Elite endurance athletes take this even further. Values of 30 to 40 liters per minute have been recorded in top-level athletes during maximal effort. Much of that extra capacity comes from a larger stroke volume built through years of training. Their hearts are physically bigger and stronger, pumping more blood per beat, so they can deliver enormous amounts of oxygen to working muscles without relying solely on a faster heart rate. The body also extracts two to three times more oxygen from each unit of blood during peak exercise compared to rest.

Cardiac Output vs. Cardiac Index

Raw cardiac output has a limitation: it doesn’t account for body size. A person weighing 120 pounds and a person weighing 220 pounds will naturally have different output numbers, even if both hearts are perfectly healthy.

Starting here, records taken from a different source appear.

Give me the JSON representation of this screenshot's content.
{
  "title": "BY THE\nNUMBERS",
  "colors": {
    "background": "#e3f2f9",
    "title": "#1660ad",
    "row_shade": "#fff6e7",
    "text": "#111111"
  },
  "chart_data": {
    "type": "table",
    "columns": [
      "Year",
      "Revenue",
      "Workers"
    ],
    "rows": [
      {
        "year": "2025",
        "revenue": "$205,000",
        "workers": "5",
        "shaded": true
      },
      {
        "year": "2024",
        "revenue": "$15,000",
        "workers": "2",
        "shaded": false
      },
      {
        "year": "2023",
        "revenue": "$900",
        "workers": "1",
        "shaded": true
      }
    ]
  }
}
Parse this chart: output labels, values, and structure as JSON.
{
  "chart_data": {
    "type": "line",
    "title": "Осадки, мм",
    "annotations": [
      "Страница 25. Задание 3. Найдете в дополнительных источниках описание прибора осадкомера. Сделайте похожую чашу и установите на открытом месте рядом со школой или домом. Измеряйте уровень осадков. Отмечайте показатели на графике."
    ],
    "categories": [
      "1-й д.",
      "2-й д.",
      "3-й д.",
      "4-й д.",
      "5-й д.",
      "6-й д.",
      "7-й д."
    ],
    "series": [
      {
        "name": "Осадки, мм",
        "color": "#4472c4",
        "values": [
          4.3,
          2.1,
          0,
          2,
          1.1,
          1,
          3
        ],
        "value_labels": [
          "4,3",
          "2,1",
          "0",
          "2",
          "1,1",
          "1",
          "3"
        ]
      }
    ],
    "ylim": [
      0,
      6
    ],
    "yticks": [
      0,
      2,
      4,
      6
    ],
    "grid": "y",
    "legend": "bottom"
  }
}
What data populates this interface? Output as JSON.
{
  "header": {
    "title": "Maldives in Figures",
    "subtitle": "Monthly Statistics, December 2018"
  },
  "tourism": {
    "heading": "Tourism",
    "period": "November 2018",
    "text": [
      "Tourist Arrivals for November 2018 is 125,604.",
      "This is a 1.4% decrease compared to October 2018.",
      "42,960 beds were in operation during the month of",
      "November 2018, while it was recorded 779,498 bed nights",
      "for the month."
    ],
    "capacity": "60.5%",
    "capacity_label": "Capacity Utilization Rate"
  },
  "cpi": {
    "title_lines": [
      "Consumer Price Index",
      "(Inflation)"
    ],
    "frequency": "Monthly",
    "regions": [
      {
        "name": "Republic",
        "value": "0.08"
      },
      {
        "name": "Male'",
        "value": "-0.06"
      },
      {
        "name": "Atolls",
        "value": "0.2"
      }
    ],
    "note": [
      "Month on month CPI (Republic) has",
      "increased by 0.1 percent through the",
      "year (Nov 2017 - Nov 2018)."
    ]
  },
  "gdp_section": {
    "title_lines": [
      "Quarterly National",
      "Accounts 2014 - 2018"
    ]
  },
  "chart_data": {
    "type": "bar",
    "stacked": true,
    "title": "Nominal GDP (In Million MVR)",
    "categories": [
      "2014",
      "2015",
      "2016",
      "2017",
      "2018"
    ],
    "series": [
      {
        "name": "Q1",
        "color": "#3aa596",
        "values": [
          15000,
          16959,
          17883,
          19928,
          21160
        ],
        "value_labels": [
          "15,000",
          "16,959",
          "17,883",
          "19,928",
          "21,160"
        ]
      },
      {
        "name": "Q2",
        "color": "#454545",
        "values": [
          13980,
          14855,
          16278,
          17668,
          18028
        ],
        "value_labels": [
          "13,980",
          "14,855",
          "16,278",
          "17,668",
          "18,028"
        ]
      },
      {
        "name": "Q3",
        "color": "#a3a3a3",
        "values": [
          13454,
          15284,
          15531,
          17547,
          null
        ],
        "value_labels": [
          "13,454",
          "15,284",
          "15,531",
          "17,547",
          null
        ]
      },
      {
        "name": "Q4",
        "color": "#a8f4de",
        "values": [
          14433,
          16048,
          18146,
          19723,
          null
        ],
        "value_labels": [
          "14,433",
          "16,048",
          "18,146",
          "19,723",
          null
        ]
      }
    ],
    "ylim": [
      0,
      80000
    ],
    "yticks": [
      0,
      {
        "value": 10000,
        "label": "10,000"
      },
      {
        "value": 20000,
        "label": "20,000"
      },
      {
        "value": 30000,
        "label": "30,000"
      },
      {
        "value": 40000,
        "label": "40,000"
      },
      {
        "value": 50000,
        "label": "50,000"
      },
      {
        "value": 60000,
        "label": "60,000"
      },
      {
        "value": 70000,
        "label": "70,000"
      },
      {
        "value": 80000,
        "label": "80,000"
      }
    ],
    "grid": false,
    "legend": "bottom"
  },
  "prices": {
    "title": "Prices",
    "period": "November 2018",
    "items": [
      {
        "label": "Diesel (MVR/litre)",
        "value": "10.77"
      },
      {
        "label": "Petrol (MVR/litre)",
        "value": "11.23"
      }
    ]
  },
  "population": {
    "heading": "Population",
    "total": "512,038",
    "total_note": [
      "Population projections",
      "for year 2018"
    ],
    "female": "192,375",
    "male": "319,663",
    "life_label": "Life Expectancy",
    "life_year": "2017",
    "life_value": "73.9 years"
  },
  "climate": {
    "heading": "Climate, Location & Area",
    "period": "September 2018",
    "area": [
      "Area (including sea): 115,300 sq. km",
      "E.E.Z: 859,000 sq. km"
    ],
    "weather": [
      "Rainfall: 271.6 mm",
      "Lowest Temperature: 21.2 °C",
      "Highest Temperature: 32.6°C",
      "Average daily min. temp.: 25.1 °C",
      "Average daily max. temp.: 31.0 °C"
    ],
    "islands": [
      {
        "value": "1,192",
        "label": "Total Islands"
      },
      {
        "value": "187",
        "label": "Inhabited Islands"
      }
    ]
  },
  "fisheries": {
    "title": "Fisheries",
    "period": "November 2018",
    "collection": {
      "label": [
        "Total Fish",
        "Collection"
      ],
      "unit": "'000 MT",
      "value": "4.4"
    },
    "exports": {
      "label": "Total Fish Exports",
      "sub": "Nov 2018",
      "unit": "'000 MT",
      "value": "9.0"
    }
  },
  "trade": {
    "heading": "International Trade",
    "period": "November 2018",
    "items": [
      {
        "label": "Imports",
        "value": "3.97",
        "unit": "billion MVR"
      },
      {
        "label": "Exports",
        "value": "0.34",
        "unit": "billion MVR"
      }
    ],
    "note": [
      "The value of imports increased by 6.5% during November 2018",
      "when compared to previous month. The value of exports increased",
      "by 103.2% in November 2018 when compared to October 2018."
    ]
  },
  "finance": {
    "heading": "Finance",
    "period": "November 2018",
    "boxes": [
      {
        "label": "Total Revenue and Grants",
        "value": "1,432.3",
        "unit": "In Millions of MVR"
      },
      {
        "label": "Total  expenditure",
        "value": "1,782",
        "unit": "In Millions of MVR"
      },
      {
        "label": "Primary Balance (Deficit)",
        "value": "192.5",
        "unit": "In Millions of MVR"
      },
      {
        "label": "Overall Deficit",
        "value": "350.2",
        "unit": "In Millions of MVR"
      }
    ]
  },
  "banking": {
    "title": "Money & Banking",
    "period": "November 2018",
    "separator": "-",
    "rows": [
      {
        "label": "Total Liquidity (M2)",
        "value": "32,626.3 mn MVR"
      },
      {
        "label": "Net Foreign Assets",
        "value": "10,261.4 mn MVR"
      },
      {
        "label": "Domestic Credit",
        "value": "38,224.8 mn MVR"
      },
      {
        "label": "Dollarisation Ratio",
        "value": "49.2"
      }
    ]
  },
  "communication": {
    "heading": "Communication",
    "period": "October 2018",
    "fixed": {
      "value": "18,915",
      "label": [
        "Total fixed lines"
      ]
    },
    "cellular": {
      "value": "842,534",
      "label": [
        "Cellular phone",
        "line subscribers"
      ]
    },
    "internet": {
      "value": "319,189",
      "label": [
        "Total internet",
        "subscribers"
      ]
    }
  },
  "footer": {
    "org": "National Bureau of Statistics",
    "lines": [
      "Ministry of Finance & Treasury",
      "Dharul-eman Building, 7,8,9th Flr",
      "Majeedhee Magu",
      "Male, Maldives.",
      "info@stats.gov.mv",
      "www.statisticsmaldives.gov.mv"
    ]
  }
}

A cardiac output of 4 liters per minute might be completely normal for a small person but a warning sign in a larger one.

To solve this, clinicians use a related measurement called the cardiac index, which divides cardiac output by body surface area. A healthy cardiac index is about 3 liters per minute per square meter of body surface. This adjusted number gives a much more accurate picture of whether the heart is keeping up with the body’s demands, regardless of the person’s size.

Signs of Low Cardiac Output

When the heart can’t pump enough blood to meet the body’s needs, the effects show up throughout the body. Common symptoms include unusual fatigue, reduced ability to exercise, shortness of breath, swelling in the arms and legs, nausea, and abdominal pain. These symptoms often develop gradually, and many people first notice they simply can’t do physical activities they used to handle without difficulty.

Low cardiac output is a hallmark of heart failure and various forms of circulatory shock. It’s one of the reasons a healthcare provider might order cardiac output testing: to determine whether symptoms like exercise intolerance or persistent fatigue are tied to the heart’s pumping ability rather than another cause.

How Cardiac Output Is Measured

The most widely used method in hospitals and intensive care units is called thermodilution. A small amount of cold saline is injected into the right side of the heart through a specialized catheter. A temperature sensor at the catheter’s tip, positioned in the pulmonary artery, detects how quickly the blood temperature changes as the cold fluid mixes with blood and passes through. The faster the temperature returns to normal, the higher the cardiac output, because it means blood is flowing through rapidly and diluting the cold saline quickly.

An older but still fundamental approach is based on the Fick principle. It works on the idea that the amount of oxygen your tissues consume per minute is directly related to how much blood the heart is pumping. By measuring how much oxygen the body uses and comparing the oxygen levels in arterial blood (heading out to the body) versus venous blood (returning to the heart), you can calculate how much blood must be flowing to account for the difference.

For patients who don’t need invasive monitoring, cardiac output can also be estimated with Doppler echocardiography. This technique uses ultrasound to measure the speed and volume of blood flowing through the heart’s valves, then calculates output from those flow measurements. It requires no catheter and no injection, making it a practical option for routine assessments.

Current guidelines from the European Society of Intensive Care Medicine recommend monitoring cardiac output in critically ill patients who don’t respond to initial treatment, helping doctors determine whether the heart’s pumping function is the source of the problem and guide further decisions accordingly.